Les découvertes qui jalonnent le cheminement de cet art à part entière sont fascinantes ; selon les usages, fleurs, architecture, paysages, et le génie des artistes ; de Durer à Delacroix, sous oublier l’ inventivité technique de l’école anglaise et son plus grand héraut, William Turner. « Une vision aux antipodes des clichés selon lesquels l’aquarelliste, aux gestes mesurés et délicats, procèderait avec ordre et par étapes raisonnées » précise Marie-Pierre Salé, dans son texte toujours éclairant. L’influence anglaise a ouvert une voie nouvelle pour l’aquarelle en France, celle de la modernité qui conduira à son développement ininterrompu jusqu’à Jongkind et Cézanne, et à son émergence en tant que genre reconnu, ayant sa propre esthétique, sa propre histoire. »

Une modernité intacte

Paul Cézanne . Château Noir devant la Montagne Sainte-Victoire, aquarelle

A tout seigneur tout honneur, tout un chapitre est légitimement dédié à Cézanne « considéré comme le plus grand aquarelliste des temps modernes » qui projette l’aquarelle en quintessence de la modernité : « sa pratique de l’aquarelle sur le motif insiste Marie-Pierre Salé n’avait pas pour finalité un relevé rapide sur nature – noter sur l’instant la lumière changeante ou des fluctuations atmosphériques – mais qu’elle signifiait une immersion dans la profondeur d’une vision de la nature, où s’élaborait la transcription lente et réfléchie de ses « sensations colorées. »

L’aquarelle ayant trouvé sa place dans la création d’avant-garde et dans les recherches sur la couleur, elle devient une technique privilégiée pour les artistes expressionnistes (Signac, Kupka, Paul Klee, August Macke, Alfred Stieglitz et Georgia O’Keffe).
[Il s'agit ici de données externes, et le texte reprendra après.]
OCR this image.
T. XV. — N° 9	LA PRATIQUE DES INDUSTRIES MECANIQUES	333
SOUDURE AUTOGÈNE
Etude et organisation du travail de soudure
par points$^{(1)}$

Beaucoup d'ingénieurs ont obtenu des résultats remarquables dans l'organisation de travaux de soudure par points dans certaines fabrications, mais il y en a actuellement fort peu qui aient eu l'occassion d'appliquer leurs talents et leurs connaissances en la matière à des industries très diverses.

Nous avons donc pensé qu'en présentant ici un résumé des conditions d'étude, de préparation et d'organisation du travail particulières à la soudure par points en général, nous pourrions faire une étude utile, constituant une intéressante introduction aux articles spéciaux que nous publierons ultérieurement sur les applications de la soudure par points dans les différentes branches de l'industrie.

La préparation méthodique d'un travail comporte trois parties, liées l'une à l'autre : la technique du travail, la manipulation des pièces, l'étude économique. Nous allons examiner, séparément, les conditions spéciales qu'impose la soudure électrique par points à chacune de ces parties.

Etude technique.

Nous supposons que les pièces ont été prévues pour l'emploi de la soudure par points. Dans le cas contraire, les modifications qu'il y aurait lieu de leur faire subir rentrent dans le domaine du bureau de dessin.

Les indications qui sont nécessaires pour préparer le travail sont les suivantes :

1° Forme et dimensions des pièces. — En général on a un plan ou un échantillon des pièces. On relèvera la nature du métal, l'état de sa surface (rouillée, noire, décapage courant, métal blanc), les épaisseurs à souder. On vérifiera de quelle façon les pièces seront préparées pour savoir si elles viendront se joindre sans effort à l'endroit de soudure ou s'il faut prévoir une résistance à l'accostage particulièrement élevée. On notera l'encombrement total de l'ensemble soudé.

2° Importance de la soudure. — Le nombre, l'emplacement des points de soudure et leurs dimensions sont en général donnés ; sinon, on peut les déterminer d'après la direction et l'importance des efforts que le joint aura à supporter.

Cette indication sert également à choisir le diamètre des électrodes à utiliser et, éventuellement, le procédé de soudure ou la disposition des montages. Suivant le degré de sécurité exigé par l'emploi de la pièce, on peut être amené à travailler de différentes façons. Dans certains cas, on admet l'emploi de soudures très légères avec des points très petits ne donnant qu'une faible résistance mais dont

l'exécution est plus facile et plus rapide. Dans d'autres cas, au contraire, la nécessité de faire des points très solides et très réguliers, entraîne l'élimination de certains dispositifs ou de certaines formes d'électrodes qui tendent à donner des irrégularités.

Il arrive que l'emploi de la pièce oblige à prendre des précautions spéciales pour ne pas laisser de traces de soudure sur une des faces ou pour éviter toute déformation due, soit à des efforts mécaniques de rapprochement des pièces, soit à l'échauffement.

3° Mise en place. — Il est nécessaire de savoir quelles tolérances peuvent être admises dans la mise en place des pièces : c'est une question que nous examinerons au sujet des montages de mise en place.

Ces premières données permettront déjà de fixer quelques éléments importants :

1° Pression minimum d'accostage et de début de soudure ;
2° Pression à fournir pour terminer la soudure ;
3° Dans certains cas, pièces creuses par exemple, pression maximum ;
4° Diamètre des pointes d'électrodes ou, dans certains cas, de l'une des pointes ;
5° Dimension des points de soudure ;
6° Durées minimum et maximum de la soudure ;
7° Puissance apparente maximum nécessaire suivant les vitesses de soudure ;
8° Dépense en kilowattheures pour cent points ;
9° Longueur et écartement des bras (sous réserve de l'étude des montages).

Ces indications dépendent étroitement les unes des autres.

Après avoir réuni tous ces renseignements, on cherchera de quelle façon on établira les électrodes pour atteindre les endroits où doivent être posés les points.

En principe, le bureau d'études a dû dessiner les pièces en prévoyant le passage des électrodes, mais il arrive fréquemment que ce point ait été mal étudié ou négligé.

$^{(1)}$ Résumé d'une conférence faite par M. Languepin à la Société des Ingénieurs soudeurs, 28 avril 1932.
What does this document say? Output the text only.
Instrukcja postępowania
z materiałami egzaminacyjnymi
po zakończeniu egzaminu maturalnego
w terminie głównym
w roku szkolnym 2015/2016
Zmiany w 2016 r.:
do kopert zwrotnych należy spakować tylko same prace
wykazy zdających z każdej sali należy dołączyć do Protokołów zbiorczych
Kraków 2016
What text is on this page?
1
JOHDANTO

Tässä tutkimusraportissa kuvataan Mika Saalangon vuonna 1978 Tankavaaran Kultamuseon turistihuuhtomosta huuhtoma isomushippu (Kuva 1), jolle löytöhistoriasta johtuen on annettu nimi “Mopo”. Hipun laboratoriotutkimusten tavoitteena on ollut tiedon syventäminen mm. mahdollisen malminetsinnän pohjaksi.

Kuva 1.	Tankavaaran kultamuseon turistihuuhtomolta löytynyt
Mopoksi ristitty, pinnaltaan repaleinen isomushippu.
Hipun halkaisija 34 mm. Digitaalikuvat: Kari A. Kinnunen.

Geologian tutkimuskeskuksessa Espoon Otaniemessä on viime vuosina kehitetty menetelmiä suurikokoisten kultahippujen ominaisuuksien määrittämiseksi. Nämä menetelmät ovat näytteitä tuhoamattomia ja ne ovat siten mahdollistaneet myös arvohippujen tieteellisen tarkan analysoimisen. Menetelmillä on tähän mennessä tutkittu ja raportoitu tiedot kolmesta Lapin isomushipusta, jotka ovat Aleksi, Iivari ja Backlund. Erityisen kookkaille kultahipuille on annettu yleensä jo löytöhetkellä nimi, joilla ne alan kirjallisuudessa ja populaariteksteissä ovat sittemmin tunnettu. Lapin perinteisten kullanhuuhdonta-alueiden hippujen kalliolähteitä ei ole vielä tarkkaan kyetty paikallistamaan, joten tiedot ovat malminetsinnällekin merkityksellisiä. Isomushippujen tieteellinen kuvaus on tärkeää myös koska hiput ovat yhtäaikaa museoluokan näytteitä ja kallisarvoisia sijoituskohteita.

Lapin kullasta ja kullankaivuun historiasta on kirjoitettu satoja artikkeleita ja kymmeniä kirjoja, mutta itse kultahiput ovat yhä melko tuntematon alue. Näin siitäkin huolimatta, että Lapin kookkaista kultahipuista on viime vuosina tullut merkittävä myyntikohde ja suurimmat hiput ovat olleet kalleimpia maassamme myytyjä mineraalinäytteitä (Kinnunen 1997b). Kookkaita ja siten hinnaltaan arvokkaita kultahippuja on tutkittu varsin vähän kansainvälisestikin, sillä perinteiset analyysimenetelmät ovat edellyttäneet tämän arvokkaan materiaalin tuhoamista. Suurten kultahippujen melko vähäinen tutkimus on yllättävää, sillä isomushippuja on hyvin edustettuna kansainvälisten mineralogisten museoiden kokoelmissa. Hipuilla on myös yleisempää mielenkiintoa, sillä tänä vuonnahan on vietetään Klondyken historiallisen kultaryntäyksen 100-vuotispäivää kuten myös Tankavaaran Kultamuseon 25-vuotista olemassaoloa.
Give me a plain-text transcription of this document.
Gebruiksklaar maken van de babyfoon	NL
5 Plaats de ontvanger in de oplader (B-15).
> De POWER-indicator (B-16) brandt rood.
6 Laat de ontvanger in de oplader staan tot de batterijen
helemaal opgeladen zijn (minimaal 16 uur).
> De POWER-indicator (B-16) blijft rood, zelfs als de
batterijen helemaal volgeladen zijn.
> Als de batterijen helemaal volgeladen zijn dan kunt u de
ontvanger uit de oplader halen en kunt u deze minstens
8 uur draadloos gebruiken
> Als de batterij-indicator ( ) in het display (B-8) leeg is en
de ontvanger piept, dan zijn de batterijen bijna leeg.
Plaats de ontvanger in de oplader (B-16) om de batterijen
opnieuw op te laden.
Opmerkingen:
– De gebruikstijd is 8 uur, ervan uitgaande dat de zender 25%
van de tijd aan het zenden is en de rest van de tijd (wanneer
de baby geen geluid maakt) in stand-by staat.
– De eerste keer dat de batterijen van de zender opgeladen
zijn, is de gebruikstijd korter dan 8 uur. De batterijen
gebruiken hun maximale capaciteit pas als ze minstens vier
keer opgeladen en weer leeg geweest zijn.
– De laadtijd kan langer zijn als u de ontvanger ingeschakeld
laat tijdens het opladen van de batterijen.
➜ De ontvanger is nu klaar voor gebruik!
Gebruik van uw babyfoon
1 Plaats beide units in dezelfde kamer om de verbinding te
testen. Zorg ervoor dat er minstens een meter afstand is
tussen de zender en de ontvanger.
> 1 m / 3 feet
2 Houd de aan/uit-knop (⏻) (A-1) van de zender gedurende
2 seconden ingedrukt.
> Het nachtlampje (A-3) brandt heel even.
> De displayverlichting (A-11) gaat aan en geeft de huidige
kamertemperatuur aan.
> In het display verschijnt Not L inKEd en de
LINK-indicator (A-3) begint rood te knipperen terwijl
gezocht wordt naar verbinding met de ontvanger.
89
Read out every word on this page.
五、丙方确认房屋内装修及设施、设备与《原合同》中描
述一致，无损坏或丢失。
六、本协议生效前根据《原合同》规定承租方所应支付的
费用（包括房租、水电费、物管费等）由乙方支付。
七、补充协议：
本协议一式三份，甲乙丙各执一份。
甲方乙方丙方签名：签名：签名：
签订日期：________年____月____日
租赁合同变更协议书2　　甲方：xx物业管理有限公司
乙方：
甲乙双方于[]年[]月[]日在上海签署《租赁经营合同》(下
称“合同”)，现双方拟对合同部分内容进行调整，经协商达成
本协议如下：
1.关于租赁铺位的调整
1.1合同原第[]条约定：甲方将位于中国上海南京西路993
Et abstraits à commencer par Kandinsky dont « la pratique est intimement liée à ses expérimentations et ses recherches sur la couleur, faisant partie intégrante de son processus créatif ». Sa réinvention par Matisse avec ses papiers aquarellés découpés contribue à une reconsidération radicale au xxe siècle.

Kandinsky, sans titre, aquarelle, 1910. Centre Beaubourg

« L’aquarelle est de nos jours une technique parmi d’autres, libérée du carcan des règles et de la hiérarchie des genres qui ont marqué son histoire aux siècles précédents. conclue ainsi  Marie-Pierre Salé. Pratiquée par des artistes figuratifs ou abstraits, elle n’est pas tombée en désuétude. Gerhard Richter, dans ses dessins à l’encre ou ses aquarelles polychromes, en fait une expression libre, détachée des conceptions traditionnelles du dessin. Pour les artistes abstraits, parmi toutes les formes de peinture, elle seule permet, par les jeux imprévisibles de l’eau, de la dispersion, de la migration et de la fusion des pigments, une invention toujours renouvelée, alliance singulière de la maîtrise et du hasard, simplicité fondamentale d’une matière qui n’est composée que de couleur et d’un peu d’eau. »

Cette épopée magistrale, magnifiquement mise en page s’appuie – comble d’un plaisir de lecture renouvelée – sur un papier d’une extrême volupté.